You also may be interested in code by Jon Clark for
performing bootstrap resampling and approximate randomization with BLEU, METEOR, and TER.
References
- W. Ammar, C. Dyer, N. A. Smith (2012). Transliteration by Sequence Labeling with Lattice Encodings and Reranking. Named Entities Workshop at ACL 2012.
- C. Dyer, J. H. Clark, A. Lavie, and N. A. Smith (2011a). Unsupervised Word Alignment with Arbitrary Features. ACL 2011.
- C. Dyer, K. Gimpel, J. H. Clark, and N. A. Smith (2011b). The CMU-ARK German-English Translation System. WMT 2011.
- C. Dyer, A. Lopez, J. Ganitkevitch, J. Weese, F. Ture, P. Blunsom, H. Setiawan, V. Eidelman, and P. Resnik (2010). cdec: A Decoder, Alignment, and Learning Framework for Finite-State and Context-Free Translation Models. ACL 2010.
- K. Gimpel (2012). Discriminative Feature-Rich Modeling for Syntax-Based Machine Translation. Ph.D. Thesis, Carnegie Mellon University.
- K. Gimpel and N. A. Smith (2009). Feature-Rich Translation by Quasi-Synchronous Lattice Parsing. EMNLP 2009.
- K. Gimpel and N. A. Smith (2011a). Generative Models of Monolingual and Bilingual Gappy Patterns. WMT 2011.
- K. Gimpel and N. A. Smith (2011b). Quasi-Synchronous Phrase Dependency Grammars for Machine Translation. EMNLP 2011.
- K. Gimpel and N. A. Smith (2012). Structured Ramp Loss Minimization for Machine Translation. NAACL 2012.
- P. Koehn (2004). Statistical Significance Tests for Machine Translation Evaluation. EMNLP 2004.
- P. Nakov, F. Guzmán, and S. Vogel (2012). Optimizing for Sentence-Level BLEU+1 Yields Short Translations. COLING 2012.

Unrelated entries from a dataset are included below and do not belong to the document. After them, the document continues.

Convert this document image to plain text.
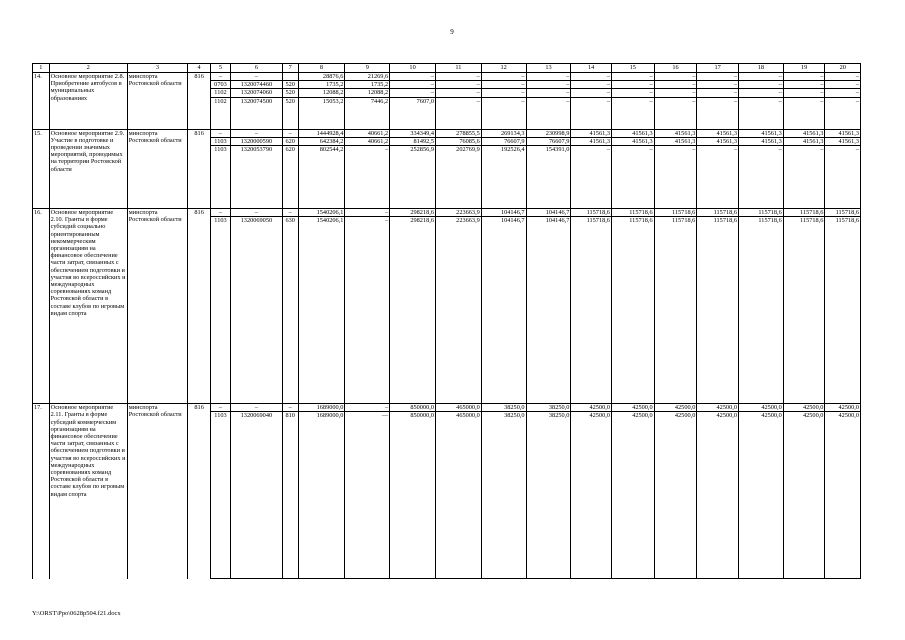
9
1	2	3	4	5	6	7	8	9	10	11	12	13	14	15	16	17	18	19	20
14.	Основное мероприятие 2.8. Приобретение автобусов в муниципальных образованиях	минспорта Ростовской области	816	–	–		28876,6	21269,6	–	–	–	–	–	–	–	–	–	–	–
				0703	1320074460	520	1735,2	1735,2	–	–	–	–	–	–	–	–	–	–	–
				1102	1320074060	520	12088,2	12088,2	–	–	–	–	–	–	–	–	–	–	–
				1102	1320074500	520	15053,2	7446,2	7607,0	–	–	–	–	–	–	–	–	–	–
15.	Основное мероприятие 2.9. Участие в подготовке и проведении значимых мероприятий, проводимых на территории Ростовской области	минспорта Ростовской области	816	–	–	–	1444928,4	40661,2	334349,4	278855,5	269134,3	230998,9	41561,3	41561,3	41561,3	41561,3	41561,3	41561,3	41561,3
				1103	1320000590	620	642384,2	40661,2	81492,5	76085,6	76607,9	76607,9	41561,3	41561,3	41561,3	41561,3	41561,3	41561,3	41561,3
				1103	1320053790	620	802544,2	–	252856,9	202769,9	192526,4	154391,0	–	–	–	–	–	–	–
16.	Основное мероприятие 2.10. Гранты в форме субсидий социально ориентированным некоммерческим организациям на финансовое обеспечение части затрат, связанных с обеспечением подготовки и участия во всероссийских и международных соревнованиях команд Ростовской области в составе клубов по игровым видам спорта	минспорта Ростовской области	816	–	–	–	1540206,1	–	298218,6	223663,9	104146,7	104146,7	115718,6	115718,6	115718,6	115718,6	115718,6	115718,6	115718,6
				1103	1320069050	630	1540206,1	–	298218,6	223663,9	104146,7	104146,7	115718,6	115718,6	115718,6	115718,6	115718,6	115718,6	115718,6
17.	Основное мероприятие 2.11. Гранты в форме субсидий коммерческим организациям на финансовое обеспечение части затрат, связанных с обеспечением подготовки и участия во всероссийских и международных соревнованиях команд Ростовской области в составе клубов по игровым видам спорта	минспорта Ростовской области	816	–	–	–	1689000,0	–	850000,0	465000,0	38250,0	38250,0	42500,0	42500,0	42500,0	42500,0	42500,0	42500,0	42500,0
				1103	1320069040	810	1689000,0	—	850000,0	465000,0	38250,0	38250,0	42500,0	42500,0	42500,0	42500,0	42500,0	42500,0	42500,0
Y:\ORST\Ppo\0628p504.f21.docx
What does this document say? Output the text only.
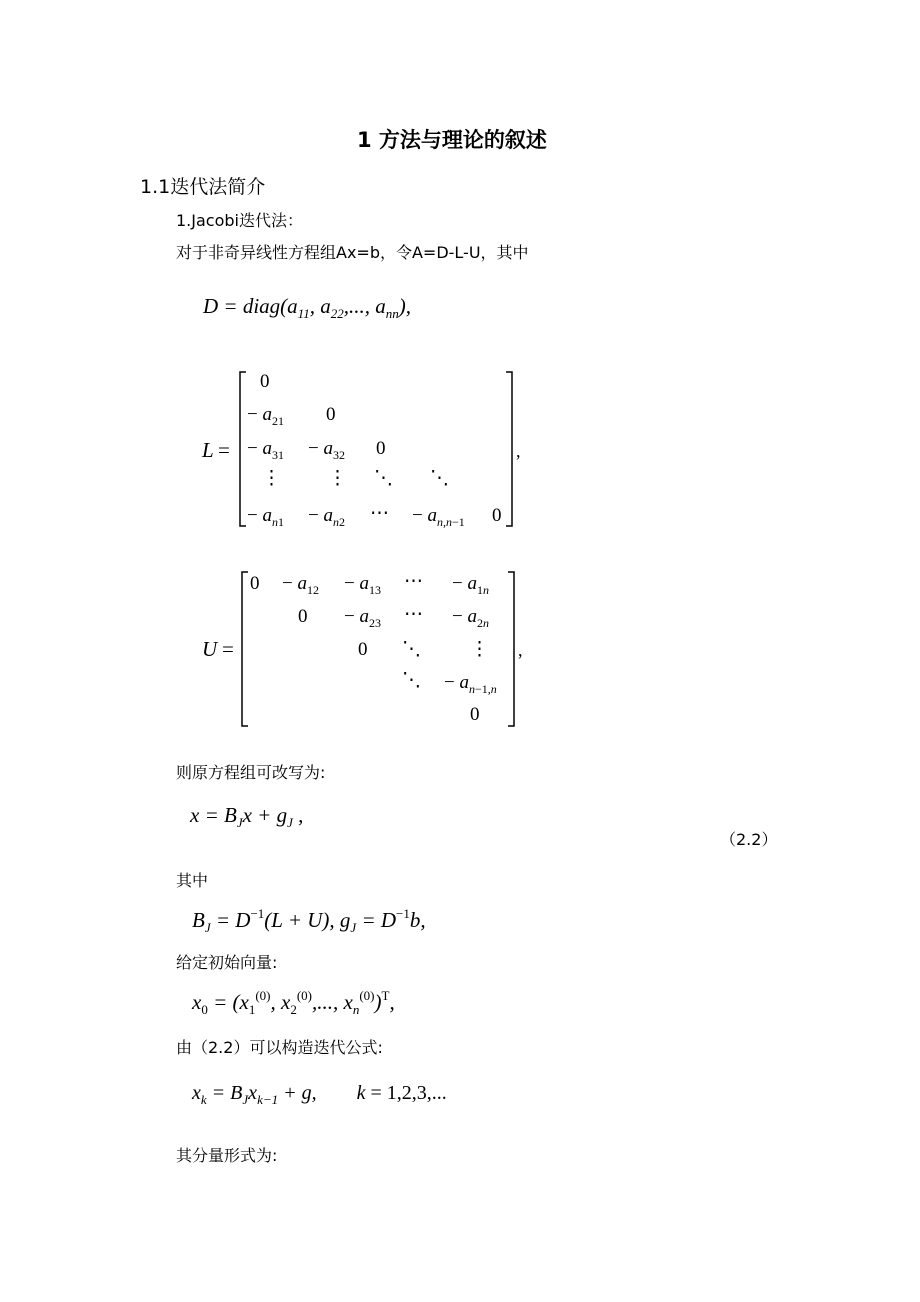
1 方法与理论的叙述
1.1迭代法简介
1.Jacobi迭代法：
对于非奇异线性方程组Ax=b，令A=D-L-U，其中
$D = diag(a_{11}$, $a_{22}$,..., $a_{nn}$),
L =
0
− $a_{21}$ 0
− $a_{31} - a_{32}$ 0
⋮ ⋮ ⋱ ⋱
− $a_n1 - a_n2$ ⋯ − $a_{n,n}-1$ 0
,
U =
$0 - a_{12} - a_{13}$ ⋯ − $a_1n$
$0 - a_{23}$ ⋯ − $a_2n$
0 ⋱	⋮
⋱ − $a_n-1,n$
0
,
则原方程组可改写为:
$x = B_Jx + g_J$ ,
（2.2）
其中
$B_J = D^{-1}(L + U)$, $g_J = D^{-1}b$,
给定初始向量:
$x_0 = (x_1^{(0)}$, $x_2^{(0)}$,..., $x_n^{(0)})^T$,
由（2.2）可以构造迭代公式:
$x_k = B_Jx_{k-1} + g$,        k = 1,2,3,...
其分量形式为:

- K. Papineni, S. Roukos, T. Ward, and W. Zhu (2002). BLEU: a Method for Automatic Evaluation of Machine Translation. ACL 2002.
Acknowledgments
This research has been supported in part by the National Science Foundation
under grants IIS-0844507 and IIS-1054319,
the U. S. Army Research Laboratory and the U. S. Army Research Office under contract/grant number W911NF-10-1-0533, grants from Google,
and by Sandia National Laboratories (fellowship to K. Gimpel).